WORK to the roof of a World War One aircraft hangar has finally finished.
Restoration work to the roof of Hangar Two at Hooton Park, Hooton, took nearly a year to complete.
The Grade II**-listed Belfast truss hangar has now been handed back to the Hooton Park Trust, which maintains them.
The trust battled for two years to secure the £275,000 funding to repair it.
The Hooton Hangars were built during the Great War with a planned lifespan of just five years, but were recommissioned for use during World War Two.
Graham Sparkes, from the trust, said: “This first real progress with the project has been a big boost to the team.
“Completed within budget, the work has completely transformed this magnificent building from a leaking damp environment to a light dry and airy building free from obstructions.”
Funding was provided from the trust’s own resources and with the help of Waste Recycling Environmental Ltd (WREN), B&Q and the previous site owner Vauxhall.
WREN is a not-for-profit business which awards grants to community projects from funds donated by Waste Recycling Group (WRG) to theŠLandfill Communities Fund.

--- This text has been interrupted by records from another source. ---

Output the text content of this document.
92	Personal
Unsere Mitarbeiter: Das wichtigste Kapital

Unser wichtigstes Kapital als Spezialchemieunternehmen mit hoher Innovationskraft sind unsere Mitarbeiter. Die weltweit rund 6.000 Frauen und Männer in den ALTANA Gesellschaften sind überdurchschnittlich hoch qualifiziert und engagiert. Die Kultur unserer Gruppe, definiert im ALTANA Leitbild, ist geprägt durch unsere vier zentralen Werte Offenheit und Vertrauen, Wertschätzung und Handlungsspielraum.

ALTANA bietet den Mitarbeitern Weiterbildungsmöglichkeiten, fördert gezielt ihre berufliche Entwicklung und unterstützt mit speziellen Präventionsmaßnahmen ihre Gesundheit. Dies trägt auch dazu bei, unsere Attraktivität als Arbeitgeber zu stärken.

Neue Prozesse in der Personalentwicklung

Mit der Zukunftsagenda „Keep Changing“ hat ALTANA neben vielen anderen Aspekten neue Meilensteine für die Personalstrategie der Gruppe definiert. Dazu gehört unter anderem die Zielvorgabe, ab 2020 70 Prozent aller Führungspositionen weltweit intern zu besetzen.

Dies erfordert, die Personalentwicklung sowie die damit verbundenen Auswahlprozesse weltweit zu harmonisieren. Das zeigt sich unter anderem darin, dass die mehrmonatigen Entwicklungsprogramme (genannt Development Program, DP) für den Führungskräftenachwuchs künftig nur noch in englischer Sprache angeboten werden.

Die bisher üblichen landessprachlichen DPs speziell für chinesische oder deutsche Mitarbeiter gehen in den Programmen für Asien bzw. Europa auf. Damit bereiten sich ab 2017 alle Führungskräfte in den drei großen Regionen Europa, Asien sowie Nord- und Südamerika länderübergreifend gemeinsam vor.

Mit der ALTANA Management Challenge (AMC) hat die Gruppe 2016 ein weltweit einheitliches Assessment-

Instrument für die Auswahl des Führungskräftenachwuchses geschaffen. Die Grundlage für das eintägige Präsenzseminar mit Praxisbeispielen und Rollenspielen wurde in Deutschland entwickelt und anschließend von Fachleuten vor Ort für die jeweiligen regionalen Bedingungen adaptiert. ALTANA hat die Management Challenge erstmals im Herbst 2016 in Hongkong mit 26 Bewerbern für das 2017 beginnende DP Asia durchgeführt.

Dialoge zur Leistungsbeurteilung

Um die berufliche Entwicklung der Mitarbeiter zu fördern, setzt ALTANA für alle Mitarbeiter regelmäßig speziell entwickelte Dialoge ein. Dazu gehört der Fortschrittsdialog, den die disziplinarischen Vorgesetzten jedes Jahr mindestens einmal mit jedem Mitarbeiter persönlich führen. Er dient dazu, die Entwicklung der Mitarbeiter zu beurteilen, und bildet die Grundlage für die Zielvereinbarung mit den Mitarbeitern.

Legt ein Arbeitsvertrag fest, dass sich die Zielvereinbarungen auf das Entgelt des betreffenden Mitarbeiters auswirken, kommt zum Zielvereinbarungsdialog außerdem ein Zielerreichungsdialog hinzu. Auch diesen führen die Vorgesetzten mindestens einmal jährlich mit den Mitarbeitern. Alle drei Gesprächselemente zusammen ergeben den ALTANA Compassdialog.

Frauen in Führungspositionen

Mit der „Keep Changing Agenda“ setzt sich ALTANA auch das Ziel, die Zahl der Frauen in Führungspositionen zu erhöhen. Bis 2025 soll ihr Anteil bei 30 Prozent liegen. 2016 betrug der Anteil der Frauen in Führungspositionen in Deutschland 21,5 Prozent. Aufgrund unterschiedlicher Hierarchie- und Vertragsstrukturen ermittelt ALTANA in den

In recognition of the achievement, the Hooton Park Trust has been commended in the prestigious English Heritage Angel Awards.
Graham added: “This is really encouraging for us.
“These awards, co-funded by English Heritage and the Andrew Lloyd Webber Foundation, are recognised from an external panel and to be commended on our first entry underlines to us that we are moving in the right direction with the project.”
In 2010 work funded by English Heritage replaced the central valley gutter of Hanger Two.
Attention will now focus on Hangar One, which is on English Heritage’s at-risk register.
Graham said “Hangar One is in need of a lot of work.
“The elements have had time to do a lot of damage, meaning that the trusses will need much more repair work than has been seen on Hangar Two.”